The data are in a file called hormall.dat
, which you will find on
the data page of the class web site. You'll need a username and
password, which I'll provide in class. Each record in these data
refers to an individual woman. The data include levels of several
hormones, which are detailed in the header of the data file itself.
There are a number of outliers in the data, so we will often need
robust techniques to make sense of them. These are described by
Cleveland and illustrated on the course examples page.
At the outset, you may want to exclude such variables as "id", and "year". I used this command to reduce the number of variables:
h <- subset(h, select = c("t", "a", "dheas", "freet", "e", "cort"))
Search for relationships among the various hormones, two at a
time. Use robust methods and transforms wherever these are
appropriate. You may find it helpful to manipulate xlim
and/or
ylim
in order to exclude outliers. In your lab report, do not
include graphs for the hormone pairs that show no relationship.

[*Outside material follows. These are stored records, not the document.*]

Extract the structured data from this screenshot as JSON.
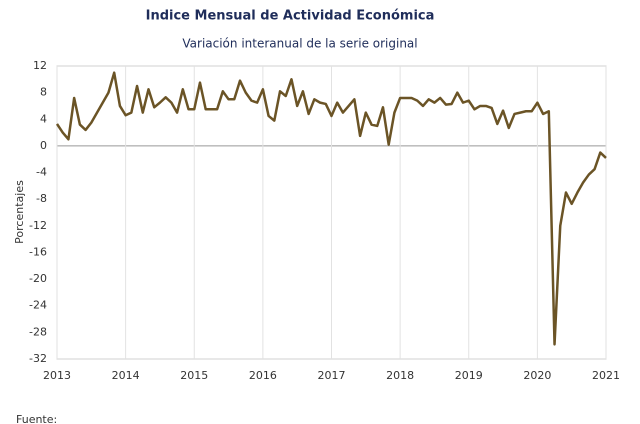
{
  "chart_data": {
    "type": "line",
    "title": "Indice Mensual de  Actividad Económica",
    "subtitle": "Variación interanual de la serie original",
    "y_label": "Porcentajes",
    "source": "Fuente:",
    "categories": [
      "2013",
      null,
      null,
      null,
      null,
      null,
      null,
      null,
      null,
      null,
      null,
      null,
      "2014",
      null,
      null,
      null,
      null,
      null,
      null,
      null,
      null,
      null,
      null,
      null,
      "2015",
      null,
      null,
      null,
      null,
      null,
      null,
      null,
      null,
      null,
      null,
      null,
      "2016",
      null,
      null,
      null,
      null,
      null,
      null,
      null,
      null,
      null,
      null,
      null,
      "2017",
      null,
      null,
      null,
      null,
      null,
      null,
      null,
      null,
      null,
      null,
      null,
      "2018",
      null,
      null,
      null,
      null,
      null,
      null,
      null,
      null,
      null,
      null,
      null,
      "2019",
      null,
      null,
      null,
      null,
      null,
      null,
      null,
      null,
      null,
      null,
      null,
      "2020",
      null,
      null,
      null,
      null,
      null,
      null,
      null,
      null,
      null,
      null,
      null,
      "2021"
    ],
    "series": [
      {
        "name": "Variación interanual",
        "color": "#6b5426",
        "values": [
          3.3,
          2.0,
          1.0,
          7.2,
          3.2,
          2.4,
          3.5,
          5.0,
          6.5,
          8.0,
          11.0,
          6.0,
          4.6,
          5.0,
          9.0,
          5.0,
          8.5,
          5.8,
          6.5,
          7.3,
          6.5,
          5.0,
          8.5,
          5.5,
          5.5,
          9.5,
          5.5,
          5.5,
          5.5,
          8.2,
          7.0,
          7.0,
          9.8,
          8.0,
          6.8,
          6.5,
          8.5,
          4.5,
          3.8,
          8.2,
          7.5,
          10.0,
          6.0,
          8.2,
          4.8,
          7.0,
          6.5,
          6.3,
          4.5,
          6.5,
          5.0,
          6.0,
          7.0,
          1.5,
          5.0,
          3.2,
          3.0,
          5.8,
          0.2,
          5.0,
          7.2,
          7.2,
          7.2,
          6.8,
          6.0,
          7.0,
          6.5,
          7.2,
          6.2,
          6.3,
          8.0,
          6.5,
          6.8,
          5.5,
          6.0,
          6.0,
          5.7,
          3.3,
          5.3,
          2.7,
          4.8,
          5.0,
          5.2,
          5.2,
          6.5,
          4.8,
          5.2,
          -29.8,
          -12.0,
          -7.0,
          -8.7,
          -7.0,
          -5.5,
          -4.3,
          -3.5,
          -1.0,
          -1.8
        ]
      }
    ],
    "ylim": [
      -32,
      12
    ],
    "yticks": [
      12,
      8,
      4,
      0,
      -4,
      -8,
      -12,
      -16,
      -20,
      -24,
      -28,
      -32
    ],
    "grid": true
  }
}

Just
say that you found no relationship.
Use slicing to see how these relationships change when you condition on the level of testoterone. You'll find an example of this in the "Conditional Scatterplots" graph on the examples page.
Don't view these exercises as arbitrary computing tasks. Your goal is to understand these data and then to tell me what you have learned. Don't include anything in your lab report that doesn't serve these goals.
As before, the lab report should consist of R code with text incorporated as comments. The text is at least as important as the code. Include the graphs you need to support the points you make in the text, and include only as much R code as you need to produce those graphs.